Colonel Newburgh, whom I have before named, and with whom I had the pleasure to commence an acquaintance, thro' my connection with the Captain told me, that he was endeavoring to give Baron Dawson, a gentleman of true wit and humour, an idea of Pockridge's instrument, by telling he runs two sticks along the glasses, and by that means played distinct tunes; but, says the Colonel, except you were to see and hear it, you can have but little concept of its excellence; oh! But I have, said the Baron, 'tis like a blackguard boy, trailing a stick along iron rails. [This would seem to suggest that Puckridge was still striking the glasses with sticks, and not yet playing their rims with wet fingers.]

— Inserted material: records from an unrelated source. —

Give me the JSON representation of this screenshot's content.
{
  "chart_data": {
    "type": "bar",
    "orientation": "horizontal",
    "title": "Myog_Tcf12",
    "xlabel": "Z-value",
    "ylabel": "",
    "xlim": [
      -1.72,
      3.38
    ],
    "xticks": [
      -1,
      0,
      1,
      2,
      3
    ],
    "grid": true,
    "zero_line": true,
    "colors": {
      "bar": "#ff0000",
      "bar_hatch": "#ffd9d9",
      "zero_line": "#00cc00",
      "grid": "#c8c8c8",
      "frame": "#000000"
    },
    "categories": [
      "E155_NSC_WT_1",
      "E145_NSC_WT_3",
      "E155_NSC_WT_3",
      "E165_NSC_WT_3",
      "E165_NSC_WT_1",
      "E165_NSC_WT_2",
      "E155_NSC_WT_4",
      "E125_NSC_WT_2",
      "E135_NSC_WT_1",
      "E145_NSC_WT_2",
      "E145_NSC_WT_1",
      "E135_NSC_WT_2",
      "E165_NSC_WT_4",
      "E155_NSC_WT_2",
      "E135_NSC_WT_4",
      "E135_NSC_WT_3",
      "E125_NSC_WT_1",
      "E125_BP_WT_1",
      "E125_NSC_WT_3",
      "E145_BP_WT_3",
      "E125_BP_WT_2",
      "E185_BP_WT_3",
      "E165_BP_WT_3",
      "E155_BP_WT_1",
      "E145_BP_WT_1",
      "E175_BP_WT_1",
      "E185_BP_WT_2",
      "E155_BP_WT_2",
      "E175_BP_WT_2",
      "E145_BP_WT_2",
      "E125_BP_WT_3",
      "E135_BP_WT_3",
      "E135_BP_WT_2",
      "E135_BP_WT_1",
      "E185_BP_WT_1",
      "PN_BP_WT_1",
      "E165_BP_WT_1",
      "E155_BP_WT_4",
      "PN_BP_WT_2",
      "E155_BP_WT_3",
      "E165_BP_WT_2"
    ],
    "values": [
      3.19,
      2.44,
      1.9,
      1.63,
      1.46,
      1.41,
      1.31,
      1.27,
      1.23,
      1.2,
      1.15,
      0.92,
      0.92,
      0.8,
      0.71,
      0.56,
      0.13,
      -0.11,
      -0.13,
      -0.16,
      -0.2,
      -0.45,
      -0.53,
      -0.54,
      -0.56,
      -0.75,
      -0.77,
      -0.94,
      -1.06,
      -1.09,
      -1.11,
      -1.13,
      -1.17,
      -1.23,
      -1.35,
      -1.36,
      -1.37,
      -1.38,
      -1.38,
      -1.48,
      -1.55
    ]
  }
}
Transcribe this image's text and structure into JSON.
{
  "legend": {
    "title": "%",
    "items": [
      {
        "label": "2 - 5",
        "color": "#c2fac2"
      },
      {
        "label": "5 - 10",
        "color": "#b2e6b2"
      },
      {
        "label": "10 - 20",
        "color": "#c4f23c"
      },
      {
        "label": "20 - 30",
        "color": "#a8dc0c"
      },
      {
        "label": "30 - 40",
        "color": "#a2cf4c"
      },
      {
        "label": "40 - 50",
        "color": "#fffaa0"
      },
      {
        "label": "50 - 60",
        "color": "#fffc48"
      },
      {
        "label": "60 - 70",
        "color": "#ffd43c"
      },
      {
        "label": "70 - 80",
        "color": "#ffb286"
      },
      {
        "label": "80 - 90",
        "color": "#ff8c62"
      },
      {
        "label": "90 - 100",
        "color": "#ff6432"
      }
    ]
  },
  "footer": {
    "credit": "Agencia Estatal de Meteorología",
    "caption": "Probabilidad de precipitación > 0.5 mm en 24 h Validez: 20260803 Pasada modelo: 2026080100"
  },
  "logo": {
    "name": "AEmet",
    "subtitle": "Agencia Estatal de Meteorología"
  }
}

<66>If the readers, from the foregoing pages, are the least acquainted with me, they will judge how tedious and disagreeable a life this must have been. The first step I took to the advancement of a better, was writing as pathetic a letter to my uncle as possible, entreating his forgiveness and permission to return; to which I never received an answer, or indeed to many others, written to the same purpose; in the mean time, the Captain and myself laboured hard at our musick. The songs I was to sing at my first appearance were fixed upon, and every thing got in readiness for the important event; when I hoped my patience and long suffering would meet some reward, for by this time two months had sneaked away: at length the hour arrived. The Taylors hall was finely illuminated, the newspapers filled with encomiums on the angelick organ, every publick corner was covered with large bills, and tickets dispersed amongst the nobility. About three hours before the concert was to begin, the Captain went to arrange and tune his glasses, when unfortunately stepping out for some water, a large unmannerly sow entered, and, oh! Guess the rest! -- threw down the whole machine, and covered the ground with glittering fragments; destroying not only the hopes of the publick, but ours of a present and future subsistence. When the Captain returned, and found his lofty castle in the air <67> reduced to an heap of rubbish, he looked just like Mark Anthony, when he beholds the body of Julius Caesar on the earth, and says:

Oh! Might Caesar, dost thou lie so low?

He, however, supported the catastrophe with a dignity and heroism peculiar to great minds; and without staying for the company, desired the door-keepers would inform the world of the melancholy event, returning himself once more to his gloomy abode. As soon as we came home, I made, I think, the only prudent speech that ever flowed from my lips; namely, that I found in his present condition I could not be an assistant to him, and that I, therefore, thought it a pity to put him to an additional expense in house-keeping; that I was in hopes my uncle would receive me, if I returned to Cork; and, therefore, besought him, if possible, to let me have at least a part of the money I formerly lent him, to pay my passage there in a sloop. He said the first part of my speech spoke me of a youth of good parts, which made him lament his not being able to comply with the latter, because child, said he, I am not master of a single penny. I recollected that I had some superfluous apparel, which I the next morning disposed of to a broker for half value, and took my voyage in the same <68> vessel, to the place from whence I came.